Bref, on passe la gratte.

Les abrasifs, comme le sable ou les gravillons, sont réservés aux intersections, courbes et pentes.

Résultat, « la route reste plus longtemps enneigée ».

L’utilisation de « fondants » est tout de même permise dans certains cas, notamment lorsqu’il tombe de la pluie verglaçante, précise M. Asselin.

Une écoroute permet d’ailleurs des économies, souligne Denis Asselin, rappelant que les fondants coûtent environ 100 $ la tonne.

Protéger la rivière et les puits

C’est à la demande de la municipalité que ce tronçon de 3,65 kilomètres a été désigné écoroute par le MTQ, en 2015.

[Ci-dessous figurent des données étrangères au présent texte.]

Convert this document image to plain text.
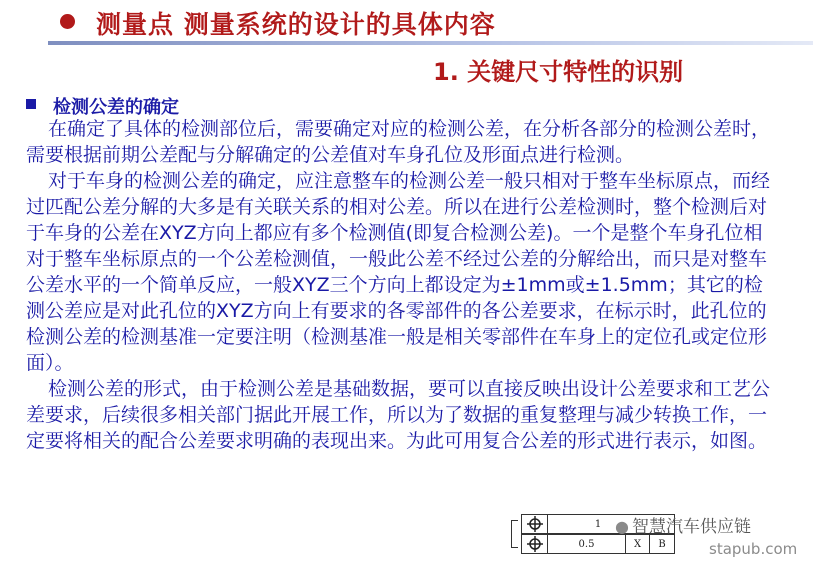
测量点 测量系统的设计的具体内容
1. 关键尺寸特性的识别
检测公差的确定

在确定了具体的检测部位后，需要确定对应的检测公差，在分析各部分的检测公差时，需要根据前期公差配与分解确定的公差值对车身孔位及形面点进行检测。

对于车身的检测公差的确定，应注意整车的检测公差一般只相对于整车坐标原点，而经过匹配公差分解的大多是有关联关系的相对公差。所以在进行公差检测时，整个检测后对于车身的公差在XYZ方向上都应有多个检测值(即复合检测公差)。一个是整个车身孔位相对于整车坐标原点的一个公差检测值，一般此公差不经过公差的分解给出，而只是对整车公差水平的一个简单反应，一般XYZ三个方向上都设定为±1mm或±1.5mm；其它的检测公差应是对此孔位的XYZ方向上有要求的各零部件的各公差要求，在标示时，此孔位的检测公差的检测基准一定要注明（检测基准一般是相关零部件在车身上的定位孔或定位形面）。

检测公差的形式，由于检测公差是基础数据，要可以直接反映出设计公差要求和工艺公差要求，后续很多相关部门据此开展工作，所以为了数据的重复整理与减少转换工作，一定要将相关的配合公差要求明确的表现出来。为此可用复合公差的形式进行表示，如图。

1
0.5	X	B
● 智慧汽车供应链
stapub.com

L’objectif était de protéger la rivière Nicolet, qui longe la route, mais aussi les sources d’eau potable de plusieurs résidences de ce village dépourvu de système de distribution d’eau.

« On a une dizaine de puits à moins de 70 mètres de la route », explique le maire, Alain Saint-Pierre.

Le déversement dans la rivière Nicolet des eaux de ruissellement gorgées de sel et de sédiments représentait également un danger pour le fouille-roche gris et le dard de sable, deux espèces de poisson menacées qui y vivent.

« La qualité de l’eau [de la rivière] s’est améliorée dans les dernières années », affirme le maire Saint-Pierre, convaincu que l’écoroute y est pour quelque chose.

« Il n’y a aucun inconvénient, juste des avantages ! »

— Alain Saint-Pierre, maire de Saint-Albert

Le MTQ ne rapporte d’ailleurs aucune plainte ni aucun incident attribuable à l’état de la chaussée depuis que ce tronçon de la rue principale de Saint-Albert a été désigné écoroute.

La sécurité d’abord

Seules les routes où la vitesse permise est d’au plus 80 km/h, affichant un débit de circulation qui n’est « pas trop élevé » et dépourvues de courbes ou de pentes très prononcées peuvent aspirer à devenir des écoroutes, au Québec.

« Il faut absolument une route qui va demeurer sécuritaire malgré un fond de neige durcie », explique l’ingénieur Pierre-Guy Brassard, chef du secteur entretien hivernal et technologies d’exploitation au MTQ.

Il faut aussi que la demande vienne du milieu et que la désignation serve à protéger un milieu vulnérable.

Un panneau est installé pour prévenir les usagers de la route qu’ils s’engagent sur une chaussée où un « mode d’entretien alternatif » est utilisé, et les inviter à adapter leur conduite.

Les écoroutes sont apparues il y a une douzaine d’années, au Québec, mais ce n’est que depuis six ans que leur nombre « a augmenté de façon plus significative », explique M. Brassard.

Le Québec en compte maintenant 23, dont la plus récente s’est ajoutée cet hiver, à Lac-Supérieur, dans les Laurentides : un tronçon de 2,5 km du chemin du Lac-Supérieur.

« Les écoroutes, c’est un de nos outils pour diminuer notre empreinte environnementale », affirme Pierre-Guy Brassard.

Sels toxiques

Quelque 800 000 tonnes de sel sont épandues chaque hiver sur les routes du Québec, selon le MTQ.

En résulte « une atteinte sévère à la biodiversité là où les sels se répandent », affirme Marc Olivier, professeur-chercheur au Centre de transfert technologique en écologie industrielle, à Sorel, et professeur à l’Université de Sherbrooke.

« Sur les premiers deux à trois pieds de chaque côté des routes [où on épand quantité de sel], la végétation qui réussit à pousser là n’est pas la même », note Marc Olivier. Seules les plantes les plus résistantes, comme l’herbe à poux, survivent et prolifèrent, explique-t-il.

L’usage intensif de sel de déglaçage avait aussi rendu impropre à la consommation l’eau de certains puits situés à proximité de l’autoroute 55, à Trois-Rivières, dans les années 1990, rappelle-t-il.

Tout comme il peut transformer en « lac marin » un plan d’eau où sont drainés les sels de voirie, menaçant la survie des espèces aquatiques qui y vivent.

À la maison aussi

L’utilisation de sels de déglaçage à domicile peut aussi avoir des conséquences néfastes à plus petite échelle. « Si je mets du sel, non seulement je me trouve à dégrader la surface des matériaux, peu à peu, mais je suis en train de dégrader les plantes de mes platesbandes », souligne le professeur-chercheur Marc Olivier, qui préconise de limiter l’utilisation de fondants aux « cas extrêmes ». Il a d’ailleurs contribué l’an dernier à la réalisation d’une enquête du magazine Protégez-vous sur les produits de déglaçage vendus en magasin.